Carrie, the wound care nurse, took me aside before she saw my patient. "You'll need to give her a couple of milligrams of morphine before I change her dressings," she said.
A couple of milligrams of morphine for a patient so light and emaciated I could lift her clear of the bed by myself? I raised an eyebrow and Carrie nodded.
I helped turn the patient, then moved to the other side of the bed so I could take a look at her decubiti while Carrie changed her dressings.
There were four spots where the soft yellowish white of bone showed through. Her buttocks were degloved of skin, as were her upper thighs. She was so thin that we could see the outline of her hip joints through the skin that had long since ceased to hang off her body. When someone is starved long enough, that flaccid look of quick weight loss disappears.
Her nephew, a twitchy guy with a constant sniffle and long sleeves even in August, had been caring for her for five years. According to the other nieces and nephews, he didn't feed her often enough or take care to clean her up more than once a month. I don't remember why she ended up with us, or even what her diagnosis was, but he'd come along with her and spent all of his time in her room, sitting on the couch.
Later that day, after the pain of the dressing changes had worn off, I helped bathe her. And noticed old burns, about the size of a cigar end. And old scars, from God only knows what, on her arms and lower legs. And bruises. Of course, she'd bruise from the slightest touch, but still....
So I called Adult Protective Services. I told them what I'd seen and got transferred to a geriatric nurse case-manager, who'd actually know what I was talking about. She agreed that it was time somebody checked out the living conditions this woman and her nephew had and told me they'd send somebody out in a week, after my patient had been discharged and had headed home.
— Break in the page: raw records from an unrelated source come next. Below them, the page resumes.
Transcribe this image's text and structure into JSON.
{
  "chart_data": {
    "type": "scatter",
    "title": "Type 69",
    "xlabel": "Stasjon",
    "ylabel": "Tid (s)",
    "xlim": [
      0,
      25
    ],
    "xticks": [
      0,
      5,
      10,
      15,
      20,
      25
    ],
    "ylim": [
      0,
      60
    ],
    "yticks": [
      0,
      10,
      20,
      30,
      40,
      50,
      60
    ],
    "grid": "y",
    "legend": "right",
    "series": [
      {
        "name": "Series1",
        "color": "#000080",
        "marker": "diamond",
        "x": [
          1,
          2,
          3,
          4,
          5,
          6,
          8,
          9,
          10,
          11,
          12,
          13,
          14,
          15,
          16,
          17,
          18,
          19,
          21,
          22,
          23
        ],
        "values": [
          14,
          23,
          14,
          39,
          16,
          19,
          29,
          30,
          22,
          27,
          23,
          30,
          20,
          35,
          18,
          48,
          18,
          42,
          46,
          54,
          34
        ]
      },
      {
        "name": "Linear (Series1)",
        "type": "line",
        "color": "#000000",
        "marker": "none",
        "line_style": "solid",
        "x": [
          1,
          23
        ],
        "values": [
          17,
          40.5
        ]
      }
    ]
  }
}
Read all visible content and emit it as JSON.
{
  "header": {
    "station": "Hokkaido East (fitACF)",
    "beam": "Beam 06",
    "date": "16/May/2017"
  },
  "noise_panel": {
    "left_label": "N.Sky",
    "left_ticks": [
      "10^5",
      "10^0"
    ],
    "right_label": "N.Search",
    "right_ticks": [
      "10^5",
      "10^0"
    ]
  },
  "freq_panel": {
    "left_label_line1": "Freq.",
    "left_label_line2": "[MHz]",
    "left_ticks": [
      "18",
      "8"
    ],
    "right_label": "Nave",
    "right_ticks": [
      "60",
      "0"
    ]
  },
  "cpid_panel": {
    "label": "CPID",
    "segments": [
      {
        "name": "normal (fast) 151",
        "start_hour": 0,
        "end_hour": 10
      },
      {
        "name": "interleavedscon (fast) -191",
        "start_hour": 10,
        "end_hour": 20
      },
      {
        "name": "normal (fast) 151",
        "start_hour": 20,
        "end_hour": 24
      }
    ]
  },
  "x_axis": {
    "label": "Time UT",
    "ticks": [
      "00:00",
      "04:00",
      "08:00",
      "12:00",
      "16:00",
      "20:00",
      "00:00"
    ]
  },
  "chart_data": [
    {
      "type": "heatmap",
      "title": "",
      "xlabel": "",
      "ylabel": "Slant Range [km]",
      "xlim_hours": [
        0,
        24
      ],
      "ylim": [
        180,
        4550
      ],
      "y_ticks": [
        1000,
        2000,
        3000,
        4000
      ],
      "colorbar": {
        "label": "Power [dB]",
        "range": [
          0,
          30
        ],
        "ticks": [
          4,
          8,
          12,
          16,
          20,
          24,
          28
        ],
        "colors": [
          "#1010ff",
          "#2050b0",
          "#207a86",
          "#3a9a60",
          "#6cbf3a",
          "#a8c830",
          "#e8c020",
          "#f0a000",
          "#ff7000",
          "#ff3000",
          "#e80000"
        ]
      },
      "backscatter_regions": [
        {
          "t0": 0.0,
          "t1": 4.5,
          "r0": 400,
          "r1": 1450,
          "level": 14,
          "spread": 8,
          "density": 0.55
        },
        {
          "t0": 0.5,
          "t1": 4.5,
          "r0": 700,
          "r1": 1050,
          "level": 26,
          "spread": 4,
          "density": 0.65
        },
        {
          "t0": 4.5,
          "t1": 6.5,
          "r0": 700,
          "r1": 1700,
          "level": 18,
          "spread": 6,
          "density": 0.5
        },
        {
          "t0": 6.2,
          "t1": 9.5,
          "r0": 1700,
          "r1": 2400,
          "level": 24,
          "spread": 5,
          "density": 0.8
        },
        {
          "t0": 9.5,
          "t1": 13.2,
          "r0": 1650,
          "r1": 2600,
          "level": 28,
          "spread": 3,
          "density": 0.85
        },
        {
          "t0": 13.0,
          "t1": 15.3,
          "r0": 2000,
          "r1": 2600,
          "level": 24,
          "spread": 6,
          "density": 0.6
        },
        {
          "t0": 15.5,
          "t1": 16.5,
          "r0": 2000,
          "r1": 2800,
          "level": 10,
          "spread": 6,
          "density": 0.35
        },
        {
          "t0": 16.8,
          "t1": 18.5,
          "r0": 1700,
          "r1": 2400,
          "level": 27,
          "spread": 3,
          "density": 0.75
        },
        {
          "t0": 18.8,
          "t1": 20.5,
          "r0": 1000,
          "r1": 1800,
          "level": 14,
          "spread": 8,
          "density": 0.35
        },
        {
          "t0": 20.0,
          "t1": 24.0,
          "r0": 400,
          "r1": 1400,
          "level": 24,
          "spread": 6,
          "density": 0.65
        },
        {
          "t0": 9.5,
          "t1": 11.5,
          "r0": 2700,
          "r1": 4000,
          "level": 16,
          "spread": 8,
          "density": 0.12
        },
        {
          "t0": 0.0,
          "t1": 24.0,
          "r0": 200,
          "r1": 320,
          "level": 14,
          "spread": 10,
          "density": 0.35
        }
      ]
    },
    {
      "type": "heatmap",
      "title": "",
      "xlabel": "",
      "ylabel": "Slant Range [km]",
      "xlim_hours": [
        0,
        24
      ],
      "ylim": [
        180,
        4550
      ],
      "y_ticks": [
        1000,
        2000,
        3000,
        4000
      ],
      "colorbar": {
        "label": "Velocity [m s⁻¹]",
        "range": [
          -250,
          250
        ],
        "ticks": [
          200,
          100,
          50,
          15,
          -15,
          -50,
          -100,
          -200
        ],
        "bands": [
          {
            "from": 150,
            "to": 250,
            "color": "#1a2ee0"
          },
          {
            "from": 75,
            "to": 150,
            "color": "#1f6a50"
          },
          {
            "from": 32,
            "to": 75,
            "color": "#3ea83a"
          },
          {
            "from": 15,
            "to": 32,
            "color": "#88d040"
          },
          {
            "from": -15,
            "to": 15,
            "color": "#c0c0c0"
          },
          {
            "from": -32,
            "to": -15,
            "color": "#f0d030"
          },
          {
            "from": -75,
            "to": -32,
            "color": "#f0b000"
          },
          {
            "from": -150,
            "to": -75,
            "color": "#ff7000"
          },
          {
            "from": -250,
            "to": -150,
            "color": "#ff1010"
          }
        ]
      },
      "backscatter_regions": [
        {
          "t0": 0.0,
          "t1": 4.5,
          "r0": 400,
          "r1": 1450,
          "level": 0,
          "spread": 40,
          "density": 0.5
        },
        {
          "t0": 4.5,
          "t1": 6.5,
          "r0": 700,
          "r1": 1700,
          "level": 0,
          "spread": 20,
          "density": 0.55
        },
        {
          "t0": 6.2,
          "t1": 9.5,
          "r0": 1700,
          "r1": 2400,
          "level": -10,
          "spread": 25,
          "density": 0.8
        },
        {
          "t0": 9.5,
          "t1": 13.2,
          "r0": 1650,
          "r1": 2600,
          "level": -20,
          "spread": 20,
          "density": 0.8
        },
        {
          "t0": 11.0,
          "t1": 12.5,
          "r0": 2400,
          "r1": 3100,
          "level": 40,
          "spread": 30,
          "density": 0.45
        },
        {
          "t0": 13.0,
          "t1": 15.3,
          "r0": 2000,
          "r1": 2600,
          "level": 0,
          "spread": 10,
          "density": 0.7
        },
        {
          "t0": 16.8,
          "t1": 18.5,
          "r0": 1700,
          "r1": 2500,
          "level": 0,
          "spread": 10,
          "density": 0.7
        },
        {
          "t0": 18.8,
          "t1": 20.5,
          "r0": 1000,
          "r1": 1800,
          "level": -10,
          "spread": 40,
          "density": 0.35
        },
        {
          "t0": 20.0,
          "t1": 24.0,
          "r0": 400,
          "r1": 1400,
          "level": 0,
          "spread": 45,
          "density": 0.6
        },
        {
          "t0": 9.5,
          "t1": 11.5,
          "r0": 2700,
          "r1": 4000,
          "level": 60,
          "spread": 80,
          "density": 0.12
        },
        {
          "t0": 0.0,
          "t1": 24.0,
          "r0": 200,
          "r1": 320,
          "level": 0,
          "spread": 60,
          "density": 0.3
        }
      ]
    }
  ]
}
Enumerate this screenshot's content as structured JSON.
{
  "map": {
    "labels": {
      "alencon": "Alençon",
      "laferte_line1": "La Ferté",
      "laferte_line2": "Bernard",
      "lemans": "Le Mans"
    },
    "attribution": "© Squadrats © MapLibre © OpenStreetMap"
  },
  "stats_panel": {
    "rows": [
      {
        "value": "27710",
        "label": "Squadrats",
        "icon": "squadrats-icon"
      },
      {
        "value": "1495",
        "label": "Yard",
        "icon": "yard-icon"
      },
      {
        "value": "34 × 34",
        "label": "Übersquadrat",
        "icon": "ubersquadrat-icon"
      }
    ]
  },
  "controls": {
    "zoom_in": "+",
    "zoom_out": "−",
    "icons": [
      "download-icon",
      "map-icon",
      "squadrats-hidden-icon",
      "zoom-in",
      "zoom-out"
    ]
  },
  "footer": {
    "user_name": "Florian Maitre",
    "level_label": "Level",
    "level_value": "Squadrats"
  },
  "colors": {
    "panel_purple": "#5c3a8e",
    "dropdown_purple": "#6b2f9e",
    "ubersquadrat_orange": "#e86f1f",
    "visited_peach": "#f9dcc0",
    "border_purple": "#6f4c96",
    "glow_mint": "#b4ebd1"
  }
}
A month later the patient was back. This time she ended up on a different floor for what was basically in-house hospice care. She died less than twenty-four hours after being admitted. The cause of death on the medical examiner's certificate was listed as heart failure. The examiner noted that the patient was emaciated and that her alimentary canal was completely empty, and postulated that an electrolyte imbalance brought on by dehydration and starvation had stopped her heart.
The APS people were nice enough to contact me a few days later and tell me that they'd found no evidence, on a home visit, of abuse or neglect. The nephew had told them that his aunt was sleeping and was not to be disturbed, so they interviewed him alone.
They told me to contact them if I had any further concerns and gave me a case number. I thanked them, then suggested that they concentrate their efforts on the clients who were still alive.
Her family had known about this for five years. She was in our hospital the first time for two weeks. I was the one who called APS, two days before her discharge.
This is the sort of thing nurses have nightmares about.